Millions of people may eventually be forced out of their homes by sea levels – pushed primarily by melting ice sheets on Greenland and Antarctica – which will continue to rise over the next century no matter how quickly humanity reduces emissions.

Even if global warming is capped at 2 °C, the oceans could rise by half a meter by 2100 and two meters by 2300, more than double the IPCC estimates from 2019.

only option left

The IPCC emphasizes that it does not make recommendations, only provides background information and policy choices so that decision makers can make the right choices to ensure a “living future” for the planet and its inhabitants.

But all roads leading to a 1.5°C, or even 2°C world, involve “rapid and deep and in most cases immediate greenhouse gas emissions reductions in all sectors” – industry, transport, agriculture, including energy and cities.

Meeting those temperature targets will require drastic reductions in fossil fuel use, the IPCC says: 90 percent, 25 percent and 40 percent less coal, gas and oil, and 90 percent, 40 percent and 2100, respectively, by 2050. Up to 80 percent less.

Coal plants that do not use carbon capture technology to remove some of their pollution to generate electricity should reduce their use by 70 to 90 percent within eight years.

tipping points

The new trio of IPCC reports emphasize that never before threatens “tipping points”, temperature limits in the climate system that once exceeded can result in catastrophic and irreversible changes.

The good news is that we seem to have retreated from emissions scenarios from human sources, which could result in a 4°C or 5°C world. The bad news is that “low probability/high impact” tipping point scenarios in nature can get us there.

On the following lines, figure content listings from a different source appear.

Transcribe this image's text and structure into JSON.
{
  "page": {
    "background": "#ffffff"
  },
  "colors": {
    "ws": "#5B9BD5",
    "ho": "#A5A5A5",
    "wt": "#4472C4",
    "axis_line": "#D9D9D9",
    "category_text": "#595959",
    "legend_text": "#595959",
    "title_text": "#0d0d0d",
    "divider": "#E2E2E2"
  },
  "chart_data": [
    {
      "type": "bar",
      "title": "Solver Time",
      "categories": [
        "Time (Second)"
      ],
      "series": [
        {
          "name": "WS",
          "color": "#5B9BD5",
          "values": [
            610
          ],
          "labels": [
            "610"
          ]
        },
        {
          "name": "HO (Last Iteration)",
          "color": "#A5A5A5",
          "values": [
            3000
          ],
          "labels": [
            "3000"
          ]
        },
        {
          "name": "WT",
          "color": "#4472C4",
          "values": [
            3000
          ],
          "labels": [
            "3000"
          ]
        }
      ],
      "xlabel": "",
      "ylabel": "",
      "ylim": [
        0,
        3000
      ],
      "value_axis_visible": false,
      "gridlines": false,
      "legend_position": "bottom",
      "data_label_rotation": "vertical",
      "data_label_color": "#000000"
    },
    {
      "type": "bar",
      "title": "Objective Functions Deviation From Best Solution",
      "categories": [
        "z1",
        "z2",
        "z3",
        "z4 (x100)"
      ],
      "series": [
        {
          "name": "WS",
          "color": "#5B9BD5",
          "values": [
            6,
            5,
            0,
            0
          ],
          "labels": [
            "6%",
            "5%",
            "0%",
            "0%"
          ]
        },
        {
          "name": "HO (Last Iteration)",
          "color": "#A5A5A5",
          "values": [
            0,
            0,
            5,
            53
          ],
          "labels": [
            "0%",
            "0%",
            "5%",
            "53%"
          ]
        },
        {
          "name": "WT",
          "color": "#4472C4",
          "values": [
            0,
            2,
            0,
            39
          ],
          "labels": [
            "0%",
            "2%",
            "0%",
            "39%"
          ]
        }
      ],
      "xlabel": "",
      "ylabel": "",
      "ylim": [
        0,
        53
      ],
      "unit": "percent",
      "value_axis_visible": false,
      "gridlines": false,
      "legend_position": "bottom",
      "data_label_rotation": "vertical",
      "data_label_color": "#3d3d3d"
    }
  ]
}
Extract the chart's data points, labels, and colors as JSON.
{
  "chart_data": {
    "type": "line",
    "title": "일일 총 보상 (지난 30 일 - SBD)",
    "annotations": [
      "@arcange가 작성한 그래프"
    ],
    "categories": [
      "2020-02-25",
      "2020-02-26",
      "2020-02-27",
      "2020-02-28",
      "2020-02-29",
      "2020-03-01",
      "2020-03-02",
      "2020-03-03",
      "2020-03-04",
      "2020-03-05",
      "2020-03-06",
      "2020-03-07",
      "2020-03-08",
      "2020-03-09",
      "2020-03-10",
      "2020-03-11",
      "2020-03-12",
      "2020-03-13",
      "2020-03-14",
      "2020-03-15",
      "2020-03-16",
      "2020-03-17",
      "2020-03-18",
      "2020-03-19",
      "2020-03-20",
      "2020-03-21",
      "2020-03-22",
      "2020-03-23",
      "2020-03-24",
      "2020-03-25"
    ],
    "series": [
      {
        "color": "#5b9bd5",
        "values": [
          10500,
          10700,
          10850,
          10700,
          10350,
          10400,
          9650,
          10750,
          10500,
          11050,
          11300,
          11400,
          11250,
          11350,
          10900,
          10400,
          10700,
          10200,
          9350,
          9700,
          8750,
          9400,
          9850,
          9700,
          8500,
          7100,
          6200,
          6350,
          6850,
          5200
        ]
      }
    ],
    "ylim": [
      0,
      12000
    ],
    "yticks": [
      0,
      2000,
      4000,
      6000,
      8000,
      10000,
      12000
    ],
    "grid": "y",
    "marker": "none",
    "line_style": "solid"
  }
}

dissolution of ice sheets that would raise sea levels by a dozen meters or more; We are desperately trying to keep the permafrost out of the atmosphere, which is a huge storehouse of similar greenhouse gases; The transformation of the Amazon Basin from a tropical forest to a savanna – all may be triggered by additional global warming.

Where are those triggers? Scientists aren’t sure, but they do know that the risk is much greater in a world that is 2 °C warmer than 19th-century levels, which is 1.5 °C warmer.

Above 2.5 °C, the risk is “very high”.